Mike Crangle

No. 75
- Position: Defensive end

Personal information
- Born: February 3, 1947 (age 79) Chicago, Illinois, U.S.
- Listed height: 6 ft 4 in (1.93 m)
- Listed weight: 243 lb (110 kg)

Career information
- High school: Hower (OH) Central (OH)
- College: Cincinnati (1968–1969) UT Martin (1970–1971)
- NFL draft: 1972: 4th round, 85th overall pick

Career history
- New Orleans Saints (1972); Oakland Raiders (1973)*;
- * Offseason or practice squad member only

Career NFL statistics
- Games played: 13
- Stats at Pro Football Reference

= Mike Crangle =

American football player (born 1947)

Michael Crangle (born February 3, 1947) is an American former professional football player who was a defensive end for one season with the New Orleans Saints of the National Football League (NFL). He played college football for the Cincinnati Bearcats and UT Martin Skyhawks and was a fourth-round selection in the 1972 NFL draft by the Saints. He also had a stint with the Oakland Raiders.

==Early life==
Crangle was born on February 3, 1947, in Chicago, Illinois. He attended Hower High School in Ohio for three seasons. He played football as a junior but was not allowed to play as a senior as he transferred to Central High School in Akron. He played basketball in his one year at Central, helping them reach the state playoff semifinals. After graduating, he worked as a sailor in the Great Lakes for one year before being drafted to serve in the United States Army. He was stationed at Virginia Beach from May 1966 to May 1968, playing for a military service basketball team.

==College career==
After being discharged from the Army, Crangle was offered an athletic scholarship to play football for the Cincinnati Bearcats, which he accepted. He started at defensive tackle on the freshman team in 1968, before joining the varsity in 1969 and being one of their starting defensive ends. He quit the team in November 1969 in an event shrouded in mystery, as team officials refused to discuss and a university release stated he left the team for "personal reasons." It was assumed the reason he left the team was due to a dispute occurring against Louisville, where he allegedly cast a racial slur against an African-American player.

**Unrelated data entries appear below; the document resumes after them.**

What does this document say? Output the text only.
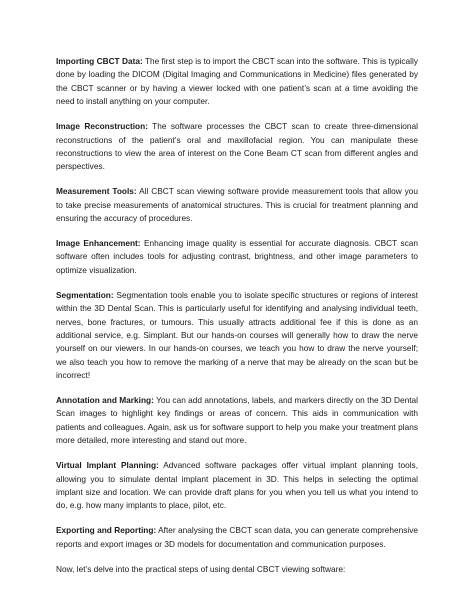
Importing CBCT Data: The first step is to import the CBCT scan into the software. This is typically done by loading the DICOM (Digital Imaging and Communications in Medicine) files generated by the CBCT scanner or by having a viewer locked with one patient’s scan at a time avoiding the need to install anything on your computer.

Image Reconstruction: The software processes the CBCT scan to create three-dimensional reconstructions of the patient’s oral and maxillofacial region. You can manipulate these reconstructions to view the area of interest on the Cone Beam CT scan from different angles and perspectives.

Measurement Tools: All CBCT scan viewing software provide measurement tools that allow you to take precise measurements of anatomical structures. This is crucial for treatment planning and ensuring the accuracy of procedures.

Image Enhancement: Enhancing image quality is essential for accurate diagnosis. CBCT scan software often includes tools for adjusting contrast, brightness, and other image parameters to optimize visualization.

Segmentation: Segmentation tools enable you to isolate specific structures or regions of interest within the 3D Dental Scan. This is particularly useful for identifying and analysing individual teeth, nerves, bone fractures, or tumours. This usually attracts additional fee if this is done as an additional service, e.g. Simplant. But our hands-on courses will generally how to draw the nerve yourself on our viewers. In our hands-on courses, we teach you how to draw the nerve yourself; we also teach you how to remove the marking of a nerve that may be already on the scan but be incorrect!

Annotation and Marking: You can add annotations, labels, and markers directly on the 3D Dental Scan images to highlight key findings or areas of concern. This aids in communication with patients and colleagues. Again, ask us for software support to help you make your treatment plans more detailed, more interesting and stand out more.

Virtual Implant Planning: Advanced software packages offer virtual implant planning tools, allowing you to simulate dental implant placement in 3D. This helps in selecting the optimal implant size and location. We can provide draft plans for you when you tell us what you intend to do, e.g. how many implants to place, pilot, etc.

Exporting and Reporting: After analysing the CBCT scan data, you can generate comprehensive reports and export images or 3D models for documentation and communication purposes.

Now, let’s delve into the practical steps of using dental CBCT viewing software:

Crangle transferred to UT Martin in 1970 and was able to play immediately due to UT Martin being an NAIA team. He was named All-Conference as both a junior and senior and was also named All-District as well as All-Mid South in his final year. He was invited to the North–South All-Star Game and to the Senior Bowl after the conclusion of his college career. He was credited with 134 tackles, 42 sacks, 33 pass breakups and seven fumble recoveries in his two seasons at UT Martin.

==Professional career==
Crangle was selected in the fourth round (85th overall) of the 1972 NFL draft by the New Orleans Saints. He signed his rookie contract on April 15. Prior to the regular season opener, he was waived and re-signed to the taxi squad. He was activated shortly afterwards and appeared in a total of 13 out of the Saints' 14 games. He was a backup in each game and recorded no statistics as the Saints finished the season with a record of 2–11–1. In June 1973, Crangle was traded to the Oakland Raiders for an undisclosed draft pick. He left the team in mid-July. Crangle did not play with any other teams afterwards, thus finishing his career with 13 games played, none as a starter.